Plus inquiétant, l’arrivée récente du storytelling, également appelé « marketing narratif », dans le milieu journalistique, que l’on retrouve principalement à la télévision. Aujourd’hui, la majorité des magazines télévisuels dits de reportage, tels « Envoyé Spécial » sur France 2 , « Zone Interdite » et « Capital » sur M6, usent du procédé: avant de nous présenter un sujet sur l’huile de palme, le travail au noir ou les assureurs peu scrupuleux, nous entrons en immersion dans le quotidien d’un personnage prédéfini pour le besoin du reportage.

Dans un article de son site « Médiaculture », le journaliste Cyrille Franck décrit de manière intéressante la façon de construire un portrait télévisuel selon les règles du storytelling, c’est-à-dire insuffler à la production journalistique une construction standardisée: « 1- Un défi difficile, un but lointain et inaccessible; 2- Des difficultés, des épreuves, la souffrance, les injustices qui s’accumulent; 3- Description des vertus du héros : gentil, persévérant, fidèle, aimant sa famille; 4- La victoire, enfin, l’apothéose, la récompense; 5- Epilogue : tout est bien qui finit bien, la morale est sauve, il n’y a pas de hasard, les justes sont récompensés. Vous pouvez dormir tranquilles, tout est bien dans le meilleur des mondes ».
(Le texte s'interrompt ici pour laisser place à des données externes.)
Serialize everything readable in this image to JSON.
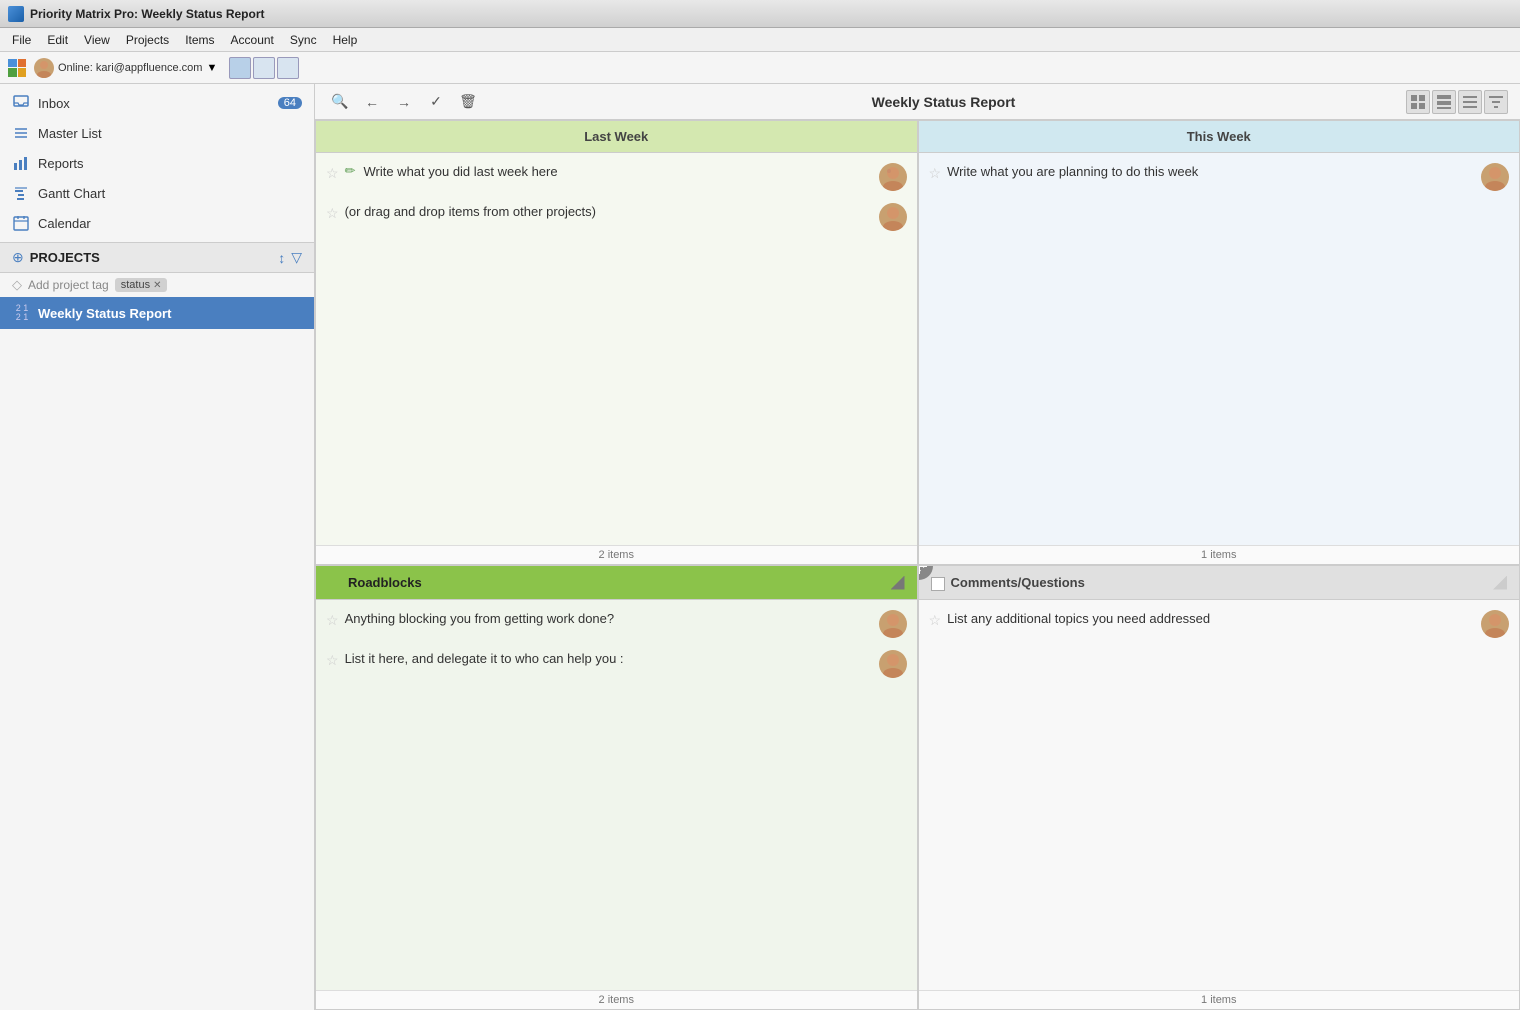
{
  "titleBar": {
    "title": "Priority Matrix Pro: Weekly Status Report",
    "icon": "pm-icon"
  },
  "menuBar": {
    "items": [
      "File",
      "Edit",
      "View",
      "Projects",
      "Items",
      "Account",
      "Sync",
      "Help"
    ]
  },
  "toolbar": {
    "user": "Online: kari@appfluence.com",
    "dropdown": "▼"
  },
  "contentToolbar": {
    "title": "Weekly Status Report",
    "buttons": [
      "zoom-in",
      "back",
      "forward",
      "check",
      "delete"
    ],
    "viewButtons": [
      "grid-view",
      "list-view-1",
      "list-view-2",
      "filter-view"
    ]
  },
  "sidebar": {
    "navItems": [
      {
        "id": "inbox",
        "label": "Inbox",
        "badge": "64",
        "icon": "□"
      },
      {
        "id": "master-list",
        "label": "Master List",
        "icon": "≡"
      },
      {
        "id": "reports",
        "label": "Reports",
        "icon": "📊"
      },
      {
        "id": "gantt",
        "label": "Gantt Chart",
        "icon": "📅"
      },
      {
        "id": "calendar",
        "label": "Calendar",
        "icon": "📆"
      }
    ],
    "projects": {
      "label": "PROJECTS",
      "addTagPlaceholder": "Add project tag",
      "currentTag": "status",
      "items": [
        {
          "id": "weekly-status",
          "label": "Weekly Status Report",
          "numbers": "2 1",
          "active": true
        }
      ]
    }
  },
  "quadrants": {
    "topLeft": {
      "header": "Last Week",
      "headerClass": "green",
      "bodyClass": "",
      "items": [
        {
          "text": "Write what you did last week here",
          "hasAvatar": true,
          "hasPencil": true
        },
        {
          "text": "(or drag and drop items from other projects)",
          "hasAvatar": true
        }
      ],
      "footer": "2 items"
    },
    "topRight": {
      "header": "This Week",
      "headerClass": "blue",
      "bodyClass": "light-blue",
      "items": [
        {
          "text": "Write what you are planning to do this week",
          "hasAvatar": true
        }
      ],
      "footer": "1 items"
    },
    "bottomLeft": {
      "header": "Roadblocks",
      "headerClass": "green-dark",
      "bodyClass": "light-green2",
      "items": [
        {
          "text": "Anything blocking you from getting work done?",
          "hasAvatar": true
        },
        {
          "text": "List it here, and delegate it to who can help you :",
          "hasAvatar": true
        }
      ],
      "footer": "2 items"
    },
    "bottomRight": {
      "header": "Comments/Questions",
      "headerClass": "gray",
      "bodyClass": "light-gray",
      "items": [
        {
          "text": "List any additional topics you need addressed",
          "hasAvatar": true
        }
      ],
      "footer": "1 items"
    }
  }
}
Une question de ligne éditoriale?

Si l’on peut reprocher à la présentation de Cyrille Franck un certain manichéisme versant parfois dans une méfiance non-justifiée envers les médias,  elle décrit néanmoins une manière de procéder qu’il n’est pas rare de retrouver à la télévision. Le 13h de TF1 en est un cas d’école: on cherche à insuffler une vision « terroir » de la France où il fait bon mettre en valeur le maréchal-ferrand ou le boulanger selon un plan schématique que l’on retrouve chaque midi.

Appliqué au journalisme, le storytelling est forcément dépendant de la ligne éditoriale des médias impliqués. Suivant le courant politique, le public concerné, l’impact du média, caractéristiques intégrante d’une ligne éditoriale, le storytelling n’a pas les mêmes visées. Ainsi perçu, le storytelling peut paraître antinomique de la fonction première du journaliste, à savoir rapporter l’information au lecteur, auditeur ou téléspectateur puisque l’information n’est plus qu’une « data », une donnée utilisée en arrière-plan de l’histoire racontée.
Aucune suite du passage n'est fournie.